In 2003, he won the third World Heads-Up Poker Championship in Vienna, outlasting a field including fellow professionals Ivo Donev, Ram Vaswani, Dave Colclough, Scotty Nguyen, and Padraig Parkinson on the way to the €60,000 grand prize.

Cernuto also made one World Poker Tour (WPT) final table at the 2005 PokerStars Caribbean Poker Adventure event won by John Gale.

===Poker Winnings / Accolades===
As of 2023, his total live tournament winnings exceed $6,200,000.

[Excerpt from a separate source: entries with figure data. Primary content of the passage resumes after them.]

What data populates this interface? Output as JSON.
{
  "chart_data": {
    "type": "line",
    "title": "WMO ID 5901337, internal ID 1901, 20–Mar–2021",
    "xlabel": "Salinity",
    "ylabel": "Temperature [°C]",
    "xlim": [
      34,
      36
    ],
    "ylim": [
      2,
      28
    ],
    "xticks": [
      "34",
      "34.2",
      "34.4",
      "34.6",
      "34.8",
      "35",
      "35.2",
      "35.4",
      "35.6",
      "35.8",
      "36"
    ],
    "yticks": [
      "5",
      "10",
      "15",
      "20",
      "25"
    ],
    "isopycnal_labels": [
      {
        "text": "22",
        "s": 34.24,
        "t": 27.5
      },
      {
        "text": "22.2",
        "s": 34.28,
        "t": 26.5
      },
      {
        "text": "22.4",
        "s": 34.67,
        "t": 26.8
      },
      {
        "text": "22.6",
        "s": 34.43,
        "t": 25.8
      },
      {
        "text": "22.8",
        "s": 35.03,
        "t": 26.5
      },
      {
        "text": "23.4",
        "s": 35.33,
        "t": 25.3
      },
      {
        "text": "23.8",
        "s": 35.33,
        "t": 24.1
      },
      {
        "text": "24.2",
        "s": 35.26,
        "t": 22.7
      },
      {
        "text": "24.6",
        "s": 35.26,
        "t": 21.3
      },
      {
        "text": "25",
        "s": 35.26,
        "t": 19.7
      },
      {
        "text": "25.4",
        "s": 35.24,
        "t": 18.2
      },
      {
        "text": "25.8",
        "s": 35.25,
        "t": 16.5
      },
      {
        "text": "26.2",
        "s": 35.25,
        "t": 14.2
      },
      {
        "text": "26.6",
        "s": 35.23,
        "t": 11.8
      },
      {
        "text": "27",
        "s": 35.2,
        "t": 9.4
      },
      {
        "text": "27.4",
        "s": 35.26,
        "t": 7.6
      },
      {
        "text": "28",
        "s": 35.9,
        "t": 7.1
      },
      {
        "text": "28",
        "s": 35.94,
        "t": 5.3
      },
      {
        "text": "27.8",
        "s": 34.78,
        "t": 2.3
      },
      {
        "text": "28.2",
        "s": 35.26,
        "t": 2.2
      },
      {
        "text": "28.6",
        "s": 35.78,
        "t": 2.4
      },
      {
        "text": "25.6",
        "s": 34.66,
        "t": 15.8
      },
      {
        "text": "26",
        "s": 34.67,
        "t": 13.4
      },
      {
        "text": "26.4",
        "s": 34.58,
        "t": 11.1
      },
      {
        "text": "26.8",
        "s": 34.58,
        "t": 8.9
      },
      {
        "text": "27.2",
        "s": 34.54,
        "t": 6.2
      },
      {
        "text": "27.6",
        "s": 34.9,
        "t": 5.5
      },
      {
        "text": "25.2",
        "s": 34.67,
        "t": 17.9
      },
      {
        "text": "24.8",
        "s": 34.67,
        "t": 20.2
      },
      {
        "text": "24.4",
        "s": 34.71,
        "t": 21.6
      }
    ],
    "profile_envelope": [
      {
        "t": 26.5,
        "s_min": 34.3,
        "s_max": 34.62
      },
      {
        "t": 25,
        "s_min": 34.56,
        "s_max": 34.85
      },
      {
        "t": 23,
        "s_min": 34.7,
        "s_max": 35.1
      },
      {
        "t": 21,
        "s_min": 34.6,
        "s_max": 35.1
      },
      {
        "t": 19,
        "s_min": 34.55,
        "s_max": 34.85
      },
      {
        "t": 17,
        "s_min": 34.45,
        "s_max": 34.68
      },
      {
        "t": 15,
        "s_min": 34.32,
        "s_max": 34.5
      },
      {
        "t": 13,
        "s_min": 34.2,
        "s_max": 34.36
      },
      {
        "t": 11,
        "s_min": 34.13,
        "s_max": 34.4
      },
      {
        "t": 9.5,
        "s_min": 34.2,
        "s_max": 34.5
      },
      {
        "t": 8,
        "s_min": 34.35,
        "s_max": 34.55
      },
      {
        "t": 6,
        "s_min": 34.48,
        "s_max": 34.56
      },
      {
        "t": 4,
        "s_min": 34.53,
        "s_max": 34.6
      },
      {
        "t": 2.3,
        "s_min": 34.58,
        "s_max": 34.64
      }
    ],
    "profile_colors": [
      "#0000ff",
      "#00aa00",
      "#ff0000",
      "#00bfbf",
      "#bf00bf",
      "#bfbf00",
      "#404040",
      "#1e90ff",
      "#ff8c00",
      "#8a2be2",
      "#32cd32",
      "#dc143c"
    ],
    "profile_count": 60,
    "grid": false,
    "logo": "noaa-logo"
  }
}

In 2019, actor James Woods, a close friend of Cernuto's dubbed him the “Ironman of Poker”, as Cernuto is the all-time leader in poker tournament cashes.

At the 2020 Global Poker Awards, Cernuto was given the distinguished "Hendon Mob" award for his lifetime tournament cashes record.

==Blackjack==
Cernuto made appearances on the Ultimate Blackjack Tour, making a final table in the Elimination Blackjack event where he played in a tournament format of the game of blackjack.